7. The method for preparing a magnetic micron embolism heat treatment medium as defined in claim 5 or 6, wherein in the step 1, the high temperature reaction is carried out in a polytetrafluoroethylene inner container of a hydrothermal kettle at 180-240 ℃ for 0.5-80 h; in the step 2, washing and centrifuging with absolute ethyl alcohol and deionized water, wherein the centrifugal rotation speed is 1000-10000rpm/min, and the centrifugal washing is carried out for 1-10 times.

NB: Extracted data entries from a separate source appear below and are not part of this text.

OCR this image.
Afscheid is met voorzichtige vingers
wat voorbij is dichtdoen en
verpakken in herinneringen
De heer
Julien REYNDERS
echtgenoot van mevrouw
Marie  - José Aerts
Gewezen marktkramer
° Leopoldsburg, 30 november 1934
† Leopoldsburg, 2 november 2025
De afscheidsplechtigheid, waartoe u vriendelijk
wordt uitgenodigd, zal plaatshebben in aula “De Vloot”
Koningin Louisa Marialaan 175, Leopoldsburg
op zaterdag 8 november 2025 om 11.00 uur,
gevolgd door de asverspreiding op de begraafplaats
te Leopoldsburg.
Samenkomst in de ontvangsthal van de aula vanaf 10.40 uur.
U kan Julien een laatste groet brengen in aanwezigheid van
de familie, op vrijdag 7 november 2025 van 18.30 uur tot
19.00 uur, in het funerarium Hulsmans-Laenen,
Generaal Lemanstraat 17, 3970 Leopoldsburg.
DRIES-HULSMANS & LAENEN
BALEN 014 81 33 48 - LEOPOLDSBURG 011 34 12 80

8. A method for preparing magnetic micrometer embolism heat therapy medium according to claim 5, wherein in the step 3, the vacuum drying temperature is 40-80 ℃, and the volume percentage of the vacuum drying temperature is (1-10): (90-99) H ₂ The flow rate of the/Ar mixed gas is 100-400sccm, the reduction temperature is 300-600 ℃, and the reaction time is 0.5-5 h.

9. Use of the magnetic micro-embolization hyperthermia medium of claim 1 for the preparation of a hyperthermia agent and for loading a chemotherapeutic drug.

10. The use of claim 9, wherein the chemotherapeutic agent is at least one of an anthracycline, a platinum antineoplastic agent, paclitaxel, and gemcitabine.